C’est ainsi que début ce très beau roman de Carson McCullers.
Frankie Addams, grande godiche aux jambes de sauterelle, a douze
ans, l’âge ingrat au possible : ce n’est plus l’âge de jouer avec les
petits ni celui de s’endormir dans la chambre de papa
mais ce n’est pas non plus celui de rejoindre les membres du club
des grandes filles. Pour Frankie Addams, la vie se résume à cette
angoisse de n’être membre de rien, de ne pas se sentir
relier au monde, à cette peur de grandir trop vite :
« Elle était debout devant le miroir, et elle se sentait effrayée. Cet été-là était pour elle l’été de la peur – et parmi toutes ses peurs, il y en avait une qu’on pouvait calculer mathématiquement, en posant sur une table un papier et un crayon. Cet été-là, elle avait douze ans et dix mois. Elle mesurait un mètre soixante-six, et chaussait du quarante. Depuis l’an dernier, selon sa propre estimation, elle avait grandi de dix centimètres. Déjà les horribles petites gosses qui jouaient dans la rue cet été-là lui criaient à tue-tête : « Est-ce qu’il fait froid, là-haut ». Et les réflexions des grandes personnes lui donnaient des secousses dans les talons. Si elle était destinée à grandir jusqu’à dix-huit ans, cela durerait encore cinq ans et deux mois. Donc, d’après ses calculs mathématiques, si elle ne trouvait d’ici là aucun moyen de s’arrêter, elle finirait par mesurer deux mètres soixante-quatorze. Et qu’est-ce que c’était qu’une personne qui mesurait deux mètres soixante-quatorze ? C’était un phénomène de foire. »

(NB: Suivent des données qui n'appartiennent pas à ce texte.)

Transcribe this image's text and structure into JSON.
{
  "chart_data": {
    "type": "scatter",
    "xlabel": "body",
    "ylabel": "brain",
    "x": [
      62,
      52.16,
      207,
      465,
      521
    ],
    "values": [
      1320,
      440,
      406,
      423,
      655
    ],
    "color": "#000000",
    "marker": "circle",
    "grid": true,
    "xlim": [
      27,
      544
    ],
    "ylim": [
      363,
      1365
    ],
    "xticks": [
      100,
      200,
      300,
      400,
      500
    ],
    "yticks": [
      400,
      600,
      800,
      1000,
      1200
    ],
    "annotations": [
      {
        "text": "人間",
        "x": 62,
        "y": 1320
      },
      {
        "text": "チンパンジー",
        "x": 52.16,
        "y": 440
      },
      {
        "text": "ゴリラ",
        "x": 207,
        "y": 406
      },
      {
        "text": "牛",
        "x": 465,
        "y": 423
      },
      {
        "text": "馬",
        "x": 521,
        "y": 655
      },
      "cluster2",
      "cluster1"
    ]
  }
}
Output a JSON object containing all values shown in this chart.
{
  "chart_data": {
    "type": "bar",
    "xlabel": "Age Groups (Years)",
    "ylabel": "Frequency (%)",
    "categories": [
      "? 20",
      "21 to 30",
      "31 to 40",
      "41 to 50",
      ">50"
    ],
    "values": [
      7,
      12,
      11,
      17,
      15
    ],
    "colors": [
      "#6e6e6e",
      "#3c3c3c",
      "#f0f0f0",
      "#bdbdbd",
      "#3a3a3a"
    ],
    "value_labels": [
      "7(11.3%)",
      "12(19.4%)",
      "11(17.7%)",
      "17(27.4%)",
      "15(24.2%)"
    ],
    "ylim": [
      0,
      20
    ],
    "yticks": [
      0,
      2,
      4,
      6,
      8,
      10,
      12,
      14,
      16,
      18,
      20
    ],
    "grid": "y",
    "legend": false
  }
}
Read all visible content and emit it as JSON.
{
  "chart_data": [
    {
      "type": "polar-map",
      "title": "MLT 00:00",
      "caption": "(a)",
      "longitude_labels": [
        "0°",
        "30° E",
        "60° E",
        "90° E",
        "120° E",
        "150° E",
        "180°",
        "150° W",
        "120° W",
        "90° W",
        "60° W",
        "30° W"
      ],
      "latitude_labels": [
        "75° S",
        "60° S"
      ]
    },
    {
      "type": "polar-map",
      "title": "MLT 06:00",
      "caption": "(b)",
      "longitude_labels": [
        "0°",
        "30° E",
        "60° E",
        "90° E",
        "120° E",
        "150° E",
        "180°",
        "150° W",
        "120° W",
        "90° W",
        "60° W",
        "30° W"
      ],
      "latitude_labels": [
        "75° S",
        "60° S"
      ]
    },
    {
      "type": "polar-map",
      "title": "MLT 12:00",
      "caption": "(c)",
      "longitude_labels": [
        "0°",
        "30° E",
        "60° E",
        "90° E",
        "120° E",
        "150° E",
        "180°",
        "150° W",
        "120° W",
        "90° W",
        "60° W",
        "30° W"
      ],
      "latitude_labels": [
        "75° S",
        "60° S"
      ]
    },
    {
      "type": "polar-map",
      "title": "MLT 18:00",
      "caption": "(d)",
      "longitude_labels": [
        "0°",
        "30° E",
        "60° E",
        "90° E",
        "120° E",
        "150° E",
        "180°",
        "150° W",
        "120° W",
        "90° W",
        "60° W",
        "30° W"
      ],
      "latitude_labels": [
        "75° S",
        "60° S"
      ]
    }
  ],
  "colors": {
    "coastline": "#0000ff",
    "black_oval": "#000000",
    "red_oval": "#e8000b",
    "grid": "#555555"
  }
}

Elle veut partir, s’en aller, filer en Amérique du Sud, à Hollywood
ou à New York, au point de préparer plusieurs fois sa valise tout en
étant incapable de choisir entre ces trois destinations.
Alors elle se contente de rôder dans la cuisine en compagnie de la
cuisinière noire Bérénice et son petit cousin.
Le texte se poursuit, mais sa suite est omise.